Even Sightseers, Wheatley’s most accessible film, is challenging viewing. And that’s all to the good. But you’d have to say that A Field is his most “difficult” work, despite feeling more formal in certain ways. It’s not going to be for everyone, and nor, one suspects, is Wheatley (until he sells out and directs an X-Men movie!), and there are moments here that descend, or ascend, into hallucinogenic experimentalism. It’s a history play only in that it cleaves to 17th century-sounding speech patterns and makes a backdrop of the Civil War against which our four deserters embark upon a misadventure into witchcraft.

Reece Shearsmith is impeccable as the scholar on the run from his master, the “coward” who cannot handle weapons who succumbs to the orders of Michael Smiley’s Irish alchemist. If I tell you that the other four men literally drag the talismanic Smiley into the field by pulling on a thick rope, you’ll have to run with it. This field is one from which there is no escape, ringed as it is by a forcefield of magic mushrooms that cannot be crossed. Shearsmith, who at one point seems to fall under Smiley’s spell and becomes a divining rod for buried treasure, is captive of a soldier who believes he can reach a fabled alehouse, but too gets distracted by Smiley’s promise of riches. You may not recognise actors Peter Ferdinando, Ryan Pope and Richard Glover, but you’ll have glimpsed all in various character roles (Ferdinando was in The Mimic; Pope in Ideal, which Wheatley directed; Glover in Sightseers), and all immerse themelves here, looking suitably mud- and shit-stained.

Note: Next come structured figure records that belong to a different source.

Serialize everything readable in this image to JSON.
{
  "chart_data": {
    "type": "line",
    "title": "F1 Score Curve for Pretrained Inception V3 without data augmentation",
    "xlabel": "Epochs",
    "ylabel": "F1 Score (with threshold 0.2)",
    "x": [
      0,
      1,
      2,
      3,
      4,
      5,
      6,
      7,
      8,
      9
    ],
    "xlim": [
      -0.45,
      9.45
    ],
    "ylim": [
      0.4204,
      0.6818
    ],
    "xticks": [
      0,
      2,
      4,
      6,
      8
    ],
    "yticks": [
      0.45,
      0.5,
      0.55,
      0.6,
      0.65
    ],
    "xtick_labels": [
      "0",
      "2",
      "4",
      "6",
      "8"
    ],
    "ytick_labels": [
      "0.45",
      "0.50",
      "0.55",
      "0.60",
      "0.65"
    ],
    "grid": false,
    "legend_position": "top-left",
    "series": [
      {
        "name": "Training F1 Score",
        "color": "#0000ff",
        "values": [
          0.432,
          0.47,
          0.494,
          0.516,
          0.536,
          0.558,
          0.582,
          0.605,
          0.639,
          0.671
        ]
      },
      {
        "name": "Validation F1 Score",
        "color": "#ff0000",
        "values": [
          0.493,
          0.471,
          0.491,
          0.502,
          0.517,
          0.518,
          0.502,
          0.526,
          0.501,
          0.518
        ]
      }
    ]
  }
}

There is violence. There are visions. There is cruelty. There is scatology. There is humour. But how to categorise a film whose visual and thematic reference points – so exhaustively catalogued by Kim Newman in Sound & Sound – range from Peter Watkins’ Culloden to Witchfinder General? What Wheatley and his screenwriting/editing wife Amy Jump have created here is something new. How often does that happen in a medium that sometimes – like pop music – feels exhausted of possibility? I found myself transfixed, not just by the imagery, and the down-and-dirty acting, and the vast leaps between dots that refused to join up, but by the decision to have the actors form still-life tableaux, and by the music from Martin Pavey and Jim Williams, which blended ancient folk song with rumbling unease.

Wheatley’s career does not hinge upon the success of A Field In England, as it’s Film4’s pioneering experiment (or, more specifically, that of its innovative Film4.0 arm), not his, but the collision of one couple’s oddball vision and one company’s equally groundbreaking business plan, strikes me as vital and encouraging. (You know how much the current government hates the arts, except for the bits of the arts it does like? This feels like a bit they won’t ever like, and for that reason, it matters.)

While interviewing Simon Pegg, Nick Frost and Edgar Wright last week, we fell into discussion (for self-evident reasons) about films you could watch again and again. I watch a lot of films, and I have long concluded that some films are perfectly good, and not theft of two hours of your life, but at the same time you never need to see them again. Ben Wheatley’s films demand to be seen again.

It’s good to get that down in black and white.